Senior author of the research and associate professor in the School of Human Evolution and Social Change in the College of Liberal Arts and Sciences, Arizona State University, United States, Gerardo Chowell, said: “Rapid and forceful control measures are necessary as is demonstrated by the Nigerian success story. This is critically important for countries in the West African region that are not yet affected by the Ebola epidemic, as well as for countries in other regions of the world that risk importation of the disease.”

For the paper, “Transmission dynamics and control of Ebola Virus Disease (EVD) outbreak in Nigeria, July-September, 2014,” published  on Monday in Eurosurveillance, researchers used epidemic modeling to project the size of the outbreak in Nigeria if control interventions had been implemented during various time periods after the initial case and estimated how many cases had thus been prevented by early initiation of interventions.

Control measures enacted in Nigeria included all people showing Ebola symptoms being held in an isolation ward if they had contact with the initial case. Once Ebola was confirmed through testing, people with Ebola were moved to a treatment centre.

Asymptomatic individuals were separated from those showing symptoms and those who tested negative without symptoms were discharged. People who tested negative, but showed symptoms – fever, vomiting, sore throat and diarrhea – were observed and discharged after 21 days if they were free of symptoms, while being kept apart from people who tested positive for the disease.

A senior scientist and lead author of the study at the University of Pretoria, South Africa, Folorunso Oludayo Fasina, said: “The swift control of the outbreak in Nigeria was likely facilitated by early detection of the initial case in combination with intense tracing efforts of all subsequent contacts that the person had after developing Ebola.

“By contrast, the initial outbreak in Guinea remained undetected for several weeks, facilitating the spread of the virus to Sierra Leone and Liberia where the inability to track and contain infectious individuals compounded the situation and resulted in an uncontrolled epidemic.”

Besides, according to the Centers for Disease Control and Prevention (CDC) a second health worker in Dallas, United States, has tested positive for Ebola.

The news comes after officials announced the first-ever case of Ebola transmission in the United States on Sunday involving Nina Pham, a 26-year-old nurse who cared for the Liberian patient who died from Ebola in Dallas. Pham is in isolation and remains in good condition.
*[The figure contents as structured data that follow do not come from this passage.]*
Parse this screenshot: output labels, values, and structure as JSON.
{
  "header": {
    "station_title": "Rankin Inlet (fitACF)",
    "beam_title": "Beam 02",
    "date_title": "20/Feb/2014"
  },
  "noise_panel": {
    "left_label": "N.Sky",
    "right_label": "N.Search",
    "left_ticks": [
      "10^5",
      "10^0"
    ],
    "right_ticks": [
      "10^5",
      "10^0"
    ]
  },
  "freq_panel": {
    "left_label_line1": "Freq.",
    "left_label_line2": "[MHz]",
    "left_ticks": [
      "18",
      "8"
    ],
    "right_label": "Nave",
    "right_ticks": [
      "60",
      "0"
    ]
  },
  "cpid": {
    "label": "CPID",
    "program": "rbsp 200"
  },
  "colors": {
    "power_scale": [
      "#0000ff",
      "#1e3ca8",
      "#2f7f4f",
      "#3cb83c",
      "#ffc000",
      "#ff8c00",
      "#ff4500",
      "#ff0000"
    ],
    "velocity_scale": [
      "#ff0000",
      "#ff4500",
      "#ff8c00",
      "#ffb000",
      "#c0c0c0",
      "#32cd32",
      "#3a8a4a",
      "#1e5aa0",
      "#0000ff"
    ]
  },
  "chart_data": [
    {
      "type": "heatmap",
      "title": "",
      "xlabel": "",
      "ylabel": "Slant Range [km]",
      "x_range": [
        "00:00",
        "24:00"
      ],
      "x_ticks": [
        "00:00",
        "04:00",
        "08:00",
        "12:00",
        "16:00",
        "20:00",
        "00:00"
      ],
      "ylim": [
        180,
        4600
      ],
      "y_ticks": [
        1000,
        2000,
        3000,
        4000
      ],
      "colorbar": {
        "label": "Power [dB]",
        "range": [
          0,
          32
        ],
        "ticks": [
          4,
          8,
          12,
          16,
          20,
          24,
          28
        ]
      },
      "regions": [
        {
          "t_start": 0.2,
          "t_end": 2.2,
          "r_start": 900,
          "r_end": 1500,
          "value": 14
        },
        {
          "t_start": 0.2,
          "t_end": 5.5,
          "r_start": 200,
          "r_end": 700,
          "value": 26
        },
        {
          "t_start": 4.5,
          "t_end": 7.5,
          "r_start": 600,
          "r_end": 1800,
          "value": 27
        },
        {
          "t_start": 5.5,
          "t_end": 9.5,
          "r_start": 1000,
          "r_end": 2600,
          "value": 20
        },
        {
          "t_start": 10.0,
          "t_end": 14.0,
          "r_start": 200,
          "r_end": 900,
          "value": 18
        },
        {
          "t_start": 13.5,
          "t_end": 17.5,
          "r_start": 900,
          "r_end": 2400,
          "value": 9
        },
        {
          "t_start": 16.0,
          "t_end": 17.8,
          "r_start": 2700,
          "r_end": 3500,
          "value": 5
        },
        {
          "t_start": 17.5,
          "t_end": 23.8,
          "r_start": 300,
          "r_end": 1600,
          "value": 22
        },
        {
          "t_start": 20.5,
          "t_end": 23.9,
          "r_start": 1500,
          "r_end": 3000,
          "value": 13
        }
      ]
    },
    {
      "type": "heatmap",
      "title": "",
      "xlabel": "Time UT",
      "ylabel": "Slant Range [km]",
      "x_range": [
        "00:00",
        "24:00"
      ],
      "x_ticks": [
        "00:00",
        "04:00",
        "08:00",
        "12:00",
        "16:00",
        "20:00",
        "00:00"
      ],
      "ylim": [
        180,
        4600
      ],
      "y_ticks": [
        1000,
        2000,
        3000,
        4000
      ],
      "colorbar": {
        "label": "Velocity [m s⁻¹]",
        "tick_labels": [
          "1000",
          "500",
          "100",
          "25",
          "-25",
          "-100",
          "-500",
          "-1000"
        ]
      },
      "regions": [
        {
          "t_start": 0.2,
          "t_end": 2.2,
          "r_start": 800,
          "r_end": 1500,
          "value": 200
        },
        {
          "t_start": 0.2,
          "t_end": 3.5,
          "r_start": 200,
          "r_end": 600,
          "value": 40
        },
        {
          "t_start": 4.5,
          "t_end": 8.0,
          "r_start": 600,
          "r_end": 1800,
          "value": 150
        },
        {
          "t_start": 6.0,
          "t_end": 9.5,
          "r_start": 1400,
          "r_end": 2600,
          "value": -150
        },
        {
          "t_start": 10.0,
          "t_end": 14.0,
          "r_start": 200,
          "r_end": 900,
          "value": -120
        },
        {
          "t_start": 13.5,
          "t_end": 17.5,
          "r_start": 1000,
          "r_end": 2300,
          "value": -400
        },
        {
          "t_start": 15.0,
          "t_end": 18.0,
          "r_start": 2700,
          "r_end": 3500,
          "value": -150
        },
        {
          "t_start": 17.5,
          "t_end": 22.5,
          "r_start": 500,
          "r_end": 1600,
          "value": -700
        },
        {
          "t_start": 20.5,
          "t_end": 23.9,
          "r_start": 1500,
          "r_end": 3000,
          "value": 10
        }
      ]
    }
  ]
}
The second health worker to become infected also contracted the virus while caring for Liberian Thomas Eric Duncan at Texas Health Presbyterian.

“The patient was isolated after an initial report of a fever and remains so now,” the CDC said in a statement. Confirmation testing is being done, the health worker is being monitored for symptoms, and the CDC is following up with the patient’s contacts.

“As we have said before,” the CDC statement read, “because of our ongoing investigation, it is not unexpected that there would be additional exposures.”